Based on what I see, hear, and read in the “Paleosphere,” the people who report the most trouble with fasting—the ones whose adrenals crashed,” or whose thyroid got killed”—are women. Usually younger women. Usually younger women who do a great deal of intense exercise. Usually younger women who do a great deal of intense exercise on insufficient calories (from whatever combination of macronutrients you like; doesn’t matter – the bottom line is, it’s just too damn little food). They also usually have full-time jobs and wake up at the crack of dawn to get in a spin class, boot camp, or CrossFit WOD, and sometimes do another one after work. These women are already in metabolic and hormonal danger.

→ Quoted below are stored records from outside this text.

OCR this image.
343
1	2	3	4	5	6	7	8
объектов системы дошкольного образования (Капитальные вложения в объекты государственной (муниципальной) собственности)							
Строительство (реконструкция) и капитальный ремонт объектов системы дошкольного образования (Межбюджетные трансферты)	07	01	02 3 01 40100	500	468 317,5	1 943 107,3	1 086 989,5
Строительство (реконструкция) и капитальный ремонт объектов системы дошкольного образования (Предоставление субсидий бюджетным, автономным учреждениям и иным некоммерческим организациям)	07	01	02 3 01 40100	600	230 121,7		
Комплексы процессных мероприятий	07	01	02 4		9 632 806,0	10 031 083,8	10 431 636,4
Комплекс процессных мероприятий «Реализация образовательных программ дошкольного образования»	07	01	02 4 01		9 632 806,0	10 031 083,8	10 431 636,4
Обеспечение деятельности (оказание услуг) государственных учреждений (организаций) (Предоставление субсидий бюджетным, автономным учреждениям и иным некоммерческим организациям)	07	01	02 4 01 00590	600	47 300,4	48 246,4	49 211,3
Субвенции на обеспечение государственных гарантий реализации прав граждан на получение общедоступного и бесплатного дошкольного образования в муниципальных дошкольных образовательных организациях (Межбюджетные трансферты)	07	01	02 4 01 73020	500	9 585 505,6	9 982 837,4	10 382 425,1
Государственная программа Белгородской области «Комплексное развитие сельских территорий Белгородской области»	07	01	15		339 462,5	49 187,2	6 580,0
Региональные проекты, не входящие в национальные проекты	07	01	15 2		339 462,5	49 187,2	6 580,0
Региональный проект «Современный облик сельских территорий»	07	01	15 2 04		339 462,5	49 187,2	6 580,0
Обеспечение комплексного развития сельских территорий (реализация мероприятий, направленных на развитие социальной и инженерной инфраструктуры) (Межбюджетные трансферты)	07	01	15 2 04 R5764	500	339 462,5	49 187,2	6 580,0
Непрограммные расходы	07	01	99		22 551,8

Add fasting to that mix and, yes, of course they don’t fare well. Why is this a surprise to anyone?!  (*Tap, tap.* Is this thing on?!)

(Case in point: Elle Russ, author of The Paleo Thyroid Solution. According to her profile as a “success story” on Mark’s Daily Apple: “I am 5’2”, I was 110–115 lbs, 16% to 17% body fat, and before hypothyroidism hit me, I exemplified the image of health and fitness. […] My doctor tested my thyroid incorrectly by only testing my TSH. He said the TSH was within range, I did not have a thyroid problem, and I just needed to exercise more and eat less, which I thought was impossible because I had been working out two hours a day and eating 1,200 calories or less…” To be clear, Elle wrote nothing about fasting. I am simply sharing her story as an example of who should not fast, but the kind of person I regularly hear from who is doing so. And I find it inexcusable that none of the doctors she ever saw for her thyroid suggested that she EAT MORE FOOD and EXERCISE A LITTLE LESS. [Also, perhaps 110 pounds and 16% body fat maybe did not “exemplify the image of health and fitness.” And please know I mean absolutely no disrespect toward Ms. Russ. As someone who has struggled with my own thyroid issues, I think her story is an important one, and I’m sure her book will be an incredibly valuable resource for other women, whose doctors are complete morons. I am simply speculating that her thyroid troubles might have—might have—been directly related to working out 2 hours a day on 1200 calories.])

So yes, fasting is great for women. Except for the women it’s not great for. I can almost guarantee you that none of the women claiming that fasting “wrecked their adrenals” or “trashed their thyroid” were 250 pounds, type 2 diabetic, and on five prescription medications. They were probably already following a low carb or Paleo diet, highly active, type-A personalities, severely under-fueling their activity, and already stressed to the max. These people are not suitable candidates for fasting.

So what’s up with men, then? Why do women seem to run into these issues far more often than men?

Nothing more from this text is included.